No one outside the club knew about Manuel's tirade until an insider quietly spilled the beans after the manager benched Rollins for not running out a dropped pop-up in yesterday's 5-0 win over the Cincinnati Reds.

It seems that Manuel's benching of Rollins and his postgame chat with the shortstop barely registered on the Richter scale when compared to Manuel's blowup in Washington. But nobody outside the club knew about that eruption because Manuel doesn't conduct his business that way. Some managers, particularly ones who have worked here in rough, tough Philadelphia, play to the crowd, wear their toughness on their sleeve, and let the whole world know when they pitch a fit. Manuel does his dirty work behind the scenes and tells no one about it. Because of that, he's occasionally perceived as being soft. But he's not. And that 12-4 record since May 19 is testament to that.

Manuel's tirade that night in Washington sparked the club. Since then, the Phils have risen to first place in the NL East, and after completing an 8-2 homestand yesterday, look like the team to beat.
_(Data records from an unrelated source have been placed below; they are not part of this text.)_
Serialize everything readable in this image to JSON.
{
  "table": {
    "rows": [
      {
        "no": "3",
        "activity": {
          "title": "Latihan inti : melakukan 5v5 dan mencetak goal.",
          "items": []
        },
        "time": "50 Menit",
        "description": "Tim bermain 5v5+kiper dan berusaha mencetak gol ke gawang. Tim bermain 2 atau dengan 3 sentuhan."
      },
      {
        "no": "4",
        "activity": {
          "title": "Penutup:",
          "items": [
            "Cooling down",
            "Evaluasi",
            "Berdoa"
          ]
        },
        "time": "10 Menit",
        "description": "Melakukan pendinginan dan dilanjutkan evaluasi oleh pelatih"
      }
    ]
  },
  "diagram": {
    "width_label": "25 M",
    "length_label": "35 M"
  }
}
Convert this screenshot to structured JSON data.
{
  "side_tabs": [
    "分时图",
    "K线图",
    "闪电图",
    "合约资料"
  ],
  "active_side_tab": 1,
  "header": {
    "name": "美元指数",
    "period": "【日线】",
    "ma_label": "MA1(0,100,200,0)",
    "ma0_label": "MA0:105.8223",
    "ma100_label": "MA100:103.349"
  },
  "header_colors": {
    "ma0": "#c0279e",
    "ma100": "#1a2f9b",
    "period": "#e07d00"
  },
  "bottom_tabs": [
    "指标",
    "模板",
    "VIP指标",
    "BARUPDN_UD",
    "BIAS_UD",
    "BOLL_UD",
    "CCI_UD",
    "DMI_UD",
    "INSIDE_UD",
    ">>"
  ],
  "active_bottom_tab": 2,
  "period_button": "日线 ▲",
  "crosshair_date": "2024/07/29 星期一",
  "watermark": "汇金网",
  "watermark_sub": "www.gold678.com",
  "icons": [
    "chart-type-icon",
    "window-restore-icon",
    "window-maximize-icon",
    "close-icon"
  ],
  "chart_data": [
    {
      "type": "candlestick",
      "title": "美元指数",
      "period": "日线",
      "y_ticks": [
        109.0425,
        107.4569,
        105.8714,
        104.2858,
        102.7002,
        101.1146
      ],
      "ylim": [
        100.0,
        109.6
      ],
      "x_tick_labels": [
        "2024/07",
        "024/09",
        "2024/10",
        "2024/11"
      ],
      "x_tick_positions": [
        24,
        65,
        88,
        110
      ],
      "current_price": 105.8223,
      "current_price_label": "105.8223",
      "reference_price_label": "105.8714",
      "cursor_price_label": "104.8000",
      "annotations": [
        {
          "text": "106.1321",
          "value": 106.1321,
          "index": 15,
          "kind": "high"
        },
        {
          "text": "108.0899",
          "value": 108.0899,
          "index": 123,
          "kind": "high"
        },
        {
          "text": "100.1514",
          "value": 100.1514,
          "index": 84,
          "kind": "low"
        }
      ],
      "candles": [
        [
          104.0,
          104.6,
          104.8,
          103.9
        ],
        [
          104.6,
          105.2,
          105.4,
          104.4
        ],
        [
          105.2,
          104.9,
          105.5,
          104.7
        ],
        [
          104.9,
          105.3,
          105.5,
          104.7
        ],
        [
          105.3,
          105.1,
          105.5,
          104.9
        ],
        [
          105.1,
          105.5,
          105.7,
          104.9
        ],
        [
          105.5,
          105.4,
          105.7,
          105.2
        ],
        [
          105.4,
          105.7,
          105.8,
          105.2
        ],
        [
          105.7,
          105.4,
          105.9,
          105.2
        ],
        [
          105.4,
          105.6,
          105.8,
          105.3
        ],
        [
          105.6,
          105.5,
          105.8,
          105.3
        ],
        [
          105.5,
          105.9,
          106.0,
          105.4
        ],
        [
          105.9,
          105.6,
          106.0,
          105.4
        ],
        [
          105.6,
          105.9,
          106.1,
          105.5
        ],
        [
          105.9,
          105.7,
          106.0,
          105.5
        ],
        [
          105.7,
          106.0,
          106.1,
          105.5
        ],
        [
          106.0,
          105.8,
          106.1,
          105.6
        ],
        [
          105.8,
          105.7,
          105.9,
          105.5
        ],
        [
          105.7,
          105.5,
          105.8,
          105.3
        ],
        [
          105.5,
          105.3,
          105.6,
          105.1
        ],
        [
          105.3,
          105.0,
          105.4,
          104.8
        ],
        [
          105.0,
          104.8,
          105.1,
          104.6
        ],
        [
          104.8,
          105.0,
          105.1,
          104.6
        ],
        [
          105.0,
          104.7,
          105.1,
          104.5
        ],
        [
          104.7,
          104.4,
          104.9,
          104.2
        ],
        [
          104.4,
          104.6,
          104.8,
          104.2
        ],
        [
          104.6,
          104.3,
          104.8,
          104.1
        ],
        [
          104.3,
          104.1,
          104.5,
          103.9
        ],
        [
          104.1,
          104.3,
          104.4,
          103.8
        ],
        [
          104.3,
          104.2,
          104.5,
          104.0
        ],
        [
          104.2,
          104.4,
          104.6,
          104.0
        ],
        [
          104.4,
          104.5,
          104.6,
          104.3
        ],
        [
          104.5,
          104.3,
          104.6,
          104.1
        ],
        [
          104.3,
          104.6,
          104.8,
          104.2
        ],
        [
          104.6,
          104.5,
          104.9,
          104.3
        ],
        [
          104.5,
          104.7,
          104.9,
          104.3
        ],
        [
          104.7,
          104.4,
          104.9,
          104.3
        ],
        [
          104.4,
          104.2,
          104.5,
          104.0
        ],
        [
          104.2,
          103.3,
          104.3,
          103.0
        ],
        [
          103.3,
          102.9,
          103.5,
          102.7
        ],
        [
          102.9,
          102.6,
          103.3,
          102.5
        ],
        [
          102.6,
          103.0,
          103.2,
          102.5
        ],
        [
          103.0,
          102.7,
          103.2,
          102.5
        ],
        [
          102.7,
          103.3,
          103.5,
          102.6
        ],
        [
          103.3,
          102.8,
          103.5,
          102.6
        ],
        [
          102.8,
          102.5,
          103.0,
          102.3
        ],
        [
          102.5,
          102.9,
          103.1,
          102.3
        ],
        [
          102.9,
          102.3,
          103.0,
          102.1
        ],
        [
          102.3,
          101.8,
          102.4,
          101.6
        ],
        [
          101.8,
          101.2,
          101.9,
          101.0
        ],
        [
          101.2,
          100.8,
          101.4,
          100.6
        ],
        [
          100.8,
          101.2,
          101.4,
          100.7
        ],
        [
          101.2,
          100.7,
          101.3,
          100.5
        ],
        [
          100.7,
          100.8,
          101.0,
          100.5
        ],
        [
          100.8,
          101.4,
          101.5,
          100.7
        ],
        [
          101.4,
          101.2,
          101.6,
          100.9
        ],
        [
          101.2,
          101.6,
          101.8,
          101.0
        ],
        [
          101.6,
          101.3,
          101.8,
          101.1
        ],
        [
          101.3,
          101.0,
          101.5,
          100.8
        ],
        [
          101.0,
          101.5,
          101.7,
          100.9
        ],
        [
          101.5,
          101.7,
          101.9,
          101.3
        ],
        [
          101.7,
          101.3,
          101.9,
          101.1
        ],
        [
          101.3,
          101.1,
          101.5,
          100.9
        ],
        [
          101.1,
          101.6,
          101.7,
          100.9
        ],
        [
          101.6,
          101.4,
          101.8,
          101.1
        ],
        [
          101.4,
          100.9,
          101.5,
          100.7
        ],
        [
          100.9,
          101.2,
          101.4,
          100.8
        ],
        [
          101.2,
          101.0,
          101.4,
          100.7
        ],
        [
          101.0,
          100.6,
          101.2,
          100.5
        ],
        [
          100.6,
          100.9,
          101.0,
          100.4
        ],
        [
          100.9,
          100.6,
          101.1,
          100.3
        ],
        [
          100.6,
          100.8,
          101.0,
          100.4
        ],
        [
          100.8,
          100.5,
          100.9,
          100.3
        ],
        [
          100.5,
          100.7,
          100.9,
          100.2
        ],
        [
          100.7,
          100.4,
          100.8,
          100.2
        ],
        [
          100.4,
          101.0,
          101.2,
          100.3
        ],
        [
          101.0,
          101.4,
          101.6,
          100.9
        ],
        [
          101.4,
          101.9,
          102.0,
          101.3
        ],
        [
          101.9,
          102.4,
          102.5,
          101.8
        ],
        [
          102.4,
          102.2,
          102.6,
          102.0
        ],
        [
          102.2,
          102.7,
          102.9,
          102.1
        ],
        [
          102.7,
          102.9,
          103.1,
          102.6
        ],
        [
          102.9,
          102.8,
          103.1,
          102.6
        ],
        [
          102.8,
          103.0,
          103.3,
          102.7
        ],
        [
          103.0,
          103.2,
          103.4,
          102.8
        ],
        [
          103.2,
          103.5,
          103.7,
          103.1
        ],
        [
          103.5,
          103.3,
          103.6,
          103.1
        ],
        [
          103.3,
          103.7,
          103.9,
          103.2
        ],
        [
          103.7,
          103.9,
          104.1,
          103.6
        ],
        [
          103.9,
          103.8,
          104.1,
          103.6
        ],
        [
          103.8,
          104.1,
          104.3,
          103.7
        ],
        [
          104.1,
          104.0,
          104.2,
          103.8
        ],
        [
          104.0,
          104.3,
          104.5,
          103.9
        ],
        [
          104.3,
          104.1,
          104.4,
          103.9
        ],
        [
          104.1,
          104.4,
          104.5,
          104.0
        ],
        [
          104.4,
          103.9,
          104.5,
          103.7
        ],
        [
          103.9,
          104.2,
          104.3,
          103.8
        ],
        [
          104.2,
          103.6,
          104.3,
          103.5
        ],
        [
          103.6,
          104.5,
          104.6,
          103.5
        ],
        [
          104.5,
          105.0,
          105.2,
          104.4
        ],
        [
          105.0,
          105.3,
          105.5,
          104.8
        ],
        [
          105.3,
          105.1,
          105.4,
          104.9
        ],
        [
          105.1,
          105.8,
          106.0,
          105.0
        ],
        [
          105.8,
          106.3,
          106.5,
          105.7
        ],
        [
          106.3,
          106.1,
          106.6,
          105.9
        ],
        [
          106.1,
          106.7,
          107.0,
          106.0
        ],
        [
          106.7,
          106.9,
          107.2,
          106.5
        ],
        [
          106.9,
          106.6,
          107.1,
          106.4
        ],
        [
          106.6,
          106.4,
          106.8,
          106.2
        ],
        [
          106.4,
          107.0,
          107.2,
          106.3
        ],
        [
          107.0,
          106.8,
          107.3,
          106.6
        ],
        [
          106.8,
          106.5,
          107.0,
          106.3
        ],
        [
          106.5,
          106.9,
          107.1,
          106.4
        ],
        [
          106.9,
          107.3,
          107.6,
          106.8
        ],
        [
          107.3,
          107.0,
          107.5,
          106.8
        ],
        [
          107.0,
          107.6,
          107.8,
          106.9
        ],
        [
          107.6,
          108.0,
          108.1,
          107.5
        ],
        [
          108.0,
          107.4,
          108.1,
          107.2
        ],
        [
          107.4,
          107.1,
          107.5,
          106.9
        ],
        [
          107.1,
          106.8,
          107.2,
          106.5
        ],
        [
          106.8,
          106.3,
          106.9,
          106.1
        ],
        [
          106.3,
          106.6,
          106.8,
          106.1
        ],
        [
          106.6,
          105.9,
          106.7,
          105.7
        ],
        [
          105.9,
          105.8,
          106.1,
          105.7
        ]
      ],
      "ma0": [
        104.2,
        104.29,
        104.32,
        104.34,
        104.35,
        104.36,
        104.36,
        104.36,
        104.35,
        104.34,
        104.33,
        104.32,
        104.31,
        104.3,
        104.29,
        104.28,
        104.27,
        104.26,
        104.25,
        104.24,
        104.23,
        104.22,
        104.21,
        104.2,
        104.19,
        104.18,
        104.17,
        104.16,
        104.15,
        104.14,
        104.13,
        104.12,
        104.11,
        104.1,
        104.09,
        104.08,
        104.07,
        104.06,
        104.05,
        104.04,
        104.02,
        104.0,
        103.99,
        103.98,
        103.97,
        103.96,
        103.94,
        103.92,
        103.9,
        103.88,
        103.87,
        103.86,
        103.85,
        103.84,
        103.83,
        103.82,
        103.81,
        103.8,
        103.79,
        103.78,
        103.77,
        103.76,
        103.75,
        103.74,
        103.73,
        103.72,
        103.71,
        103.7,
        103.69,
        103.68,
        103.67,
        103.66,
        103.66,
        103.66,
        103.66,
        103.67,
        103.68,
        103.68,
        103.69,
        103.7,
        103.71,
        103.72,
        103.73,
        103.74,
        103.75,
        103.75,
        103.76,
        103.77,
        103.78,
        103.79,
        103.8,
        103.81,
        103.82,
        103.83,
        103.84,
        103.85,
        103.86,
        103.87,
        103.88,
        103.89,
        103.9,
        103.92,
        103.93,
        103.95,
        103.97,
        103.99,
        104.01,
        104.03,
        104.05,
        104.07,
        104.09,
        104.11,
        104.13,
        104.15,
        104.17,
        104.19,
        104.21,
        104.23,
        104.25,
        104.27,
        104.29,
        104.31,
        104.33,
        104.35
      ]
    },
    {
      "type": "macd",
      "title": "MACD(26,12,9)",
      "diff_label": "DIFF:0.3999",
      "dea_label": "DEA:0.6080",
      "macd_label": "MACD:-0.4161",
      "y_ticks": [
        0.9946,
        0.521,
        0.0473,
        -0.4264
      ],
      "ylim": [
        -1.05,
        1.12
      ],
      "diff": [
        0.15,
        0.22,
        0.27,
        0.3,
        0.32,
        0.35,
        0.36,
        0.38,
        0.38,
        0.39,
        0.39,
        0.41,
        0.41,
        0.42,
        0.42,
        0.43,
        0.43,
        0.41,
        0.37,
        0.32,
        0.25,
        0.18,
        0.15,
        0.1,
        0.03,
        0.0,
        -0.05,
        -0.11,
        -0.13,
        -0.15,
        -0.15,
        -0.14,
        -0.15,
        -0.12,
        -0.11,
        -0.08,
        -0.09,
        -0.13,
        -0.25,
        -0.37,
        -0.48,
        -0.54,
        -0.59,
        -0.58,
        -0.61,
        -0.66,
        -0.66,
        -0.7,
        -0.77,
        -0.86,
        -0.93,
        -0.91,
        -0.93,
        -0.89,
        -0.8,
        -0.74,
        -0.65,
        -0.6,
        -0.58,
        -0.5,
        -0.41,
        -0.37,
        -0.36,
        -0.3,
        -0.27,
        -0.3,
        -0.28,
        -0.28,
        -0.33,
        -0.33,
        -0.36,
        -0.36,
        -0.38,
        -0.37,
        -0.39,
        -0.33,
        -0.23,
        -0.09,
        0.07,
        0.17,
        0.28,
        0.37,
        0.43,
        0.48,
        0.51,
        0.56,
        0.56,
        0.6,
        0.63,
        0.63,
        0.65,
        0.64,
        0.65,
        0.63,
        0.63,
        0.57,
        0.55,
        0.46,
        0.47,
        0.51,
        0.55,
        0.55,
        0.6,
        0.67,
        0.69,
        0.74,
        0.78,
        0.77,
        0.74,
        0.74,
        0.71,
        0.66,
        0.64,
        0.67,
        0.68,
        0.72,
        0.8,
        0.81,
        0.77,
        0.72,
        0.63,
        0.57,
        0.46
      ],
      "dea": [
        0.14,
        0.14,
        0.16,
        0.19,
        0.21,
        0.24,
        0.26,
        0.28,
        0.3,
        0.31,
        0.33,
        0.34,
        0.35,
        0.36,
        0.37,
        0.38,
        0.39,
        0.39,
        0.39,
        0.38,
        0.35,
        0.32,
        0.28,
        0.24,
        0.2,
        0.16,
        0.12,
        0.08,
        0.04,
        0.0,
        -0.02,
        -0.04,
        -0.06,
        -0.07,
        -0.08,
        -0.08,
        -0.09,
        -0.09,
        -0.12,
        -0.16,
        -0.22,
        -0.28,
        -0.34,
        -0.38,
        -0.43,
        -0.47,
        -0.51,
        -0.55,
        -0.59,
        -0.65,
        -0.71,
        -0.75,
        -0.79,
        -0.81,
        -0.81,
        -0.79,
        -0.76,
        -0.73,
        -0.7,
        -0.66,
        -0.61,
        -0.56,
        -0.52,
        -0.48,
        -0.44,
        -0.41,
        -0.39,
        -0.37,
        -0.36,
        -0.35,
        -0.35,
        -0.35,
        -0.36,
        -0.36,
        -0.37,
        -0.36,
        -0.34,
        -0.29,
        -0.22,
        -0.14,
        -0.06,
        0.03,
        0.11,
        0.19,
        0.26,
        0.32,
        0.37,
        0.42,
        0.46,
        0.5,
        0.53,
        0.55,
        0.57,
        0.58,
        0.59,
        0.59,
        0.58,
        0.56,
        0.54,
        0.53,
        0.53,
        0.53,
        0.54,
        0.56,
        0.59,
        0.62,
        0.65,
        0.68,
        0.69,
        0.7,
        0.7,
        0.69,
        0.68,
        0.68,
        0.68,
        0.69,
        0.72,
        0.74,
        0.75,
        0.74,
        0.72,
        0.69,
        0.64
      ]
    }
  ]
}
Again.

If a manager's job is to get the most out of his team, then that weakling Manuel has done a pretty good job lately. He helped the Phils survive a poor start and waves of pitching injuries in surging to the division title last season, and he has picked up where he left off this season. He has handled the psyches of his players well, building confidence in Pat Burrell and keeping Brett Myers sane during a tough stretch. He has pushed the right buttons on the field, and his players have rewarded him with execution. (It's always nice to have the best bullpen in the league.)

Three seasons after Manuel was hired, there is no doubt this is his team now. He has a division title under his belt and a contract extension in his wallet. Manuel knows it's his team. So do the players.

Rollins knew he crossed the line yesterday, knew he made his manager, a man he respects, look bad. Managers can impact effort, and a player who dogs it embarrasses his manager. Manuel was right to bench Rollins. It's easy to be tough with role players. It takes guts to stand up to the big boys. You can question Manuel's in-game strategy all you want - all managers are subject to that - but don't question what's inside his gut.

Rollins showed a lack of leadership in not running out that ball in the third inning. But he showed plenty of leadership and maturity in the way he took his medicine.

"It's my fault," he said. "I can't get mad at him. That's like breaking the law and getting mad when the police show up."

Manuel, the players' manager who puts his players first, has a short memory when it comes to their transgressions. Rollins will be back in the lineup tonight in Atlanta and the incident will be over. But the carry-over effect could be significant. Rollins could catch fire, the way Victorino did after Manuel called him out. And any player who might be tempted not to run out a ball or play hard surely will have second thoughts after seeing the MVP get yanked from the game yesterday.

This can only make the Phillies better, and they're already pretty good. Their 8-2 homestand pushed them to 10 games over .500. The pitching has been good. The bats have been timely. And that pushover in the manager's chair hasn't been bad, either.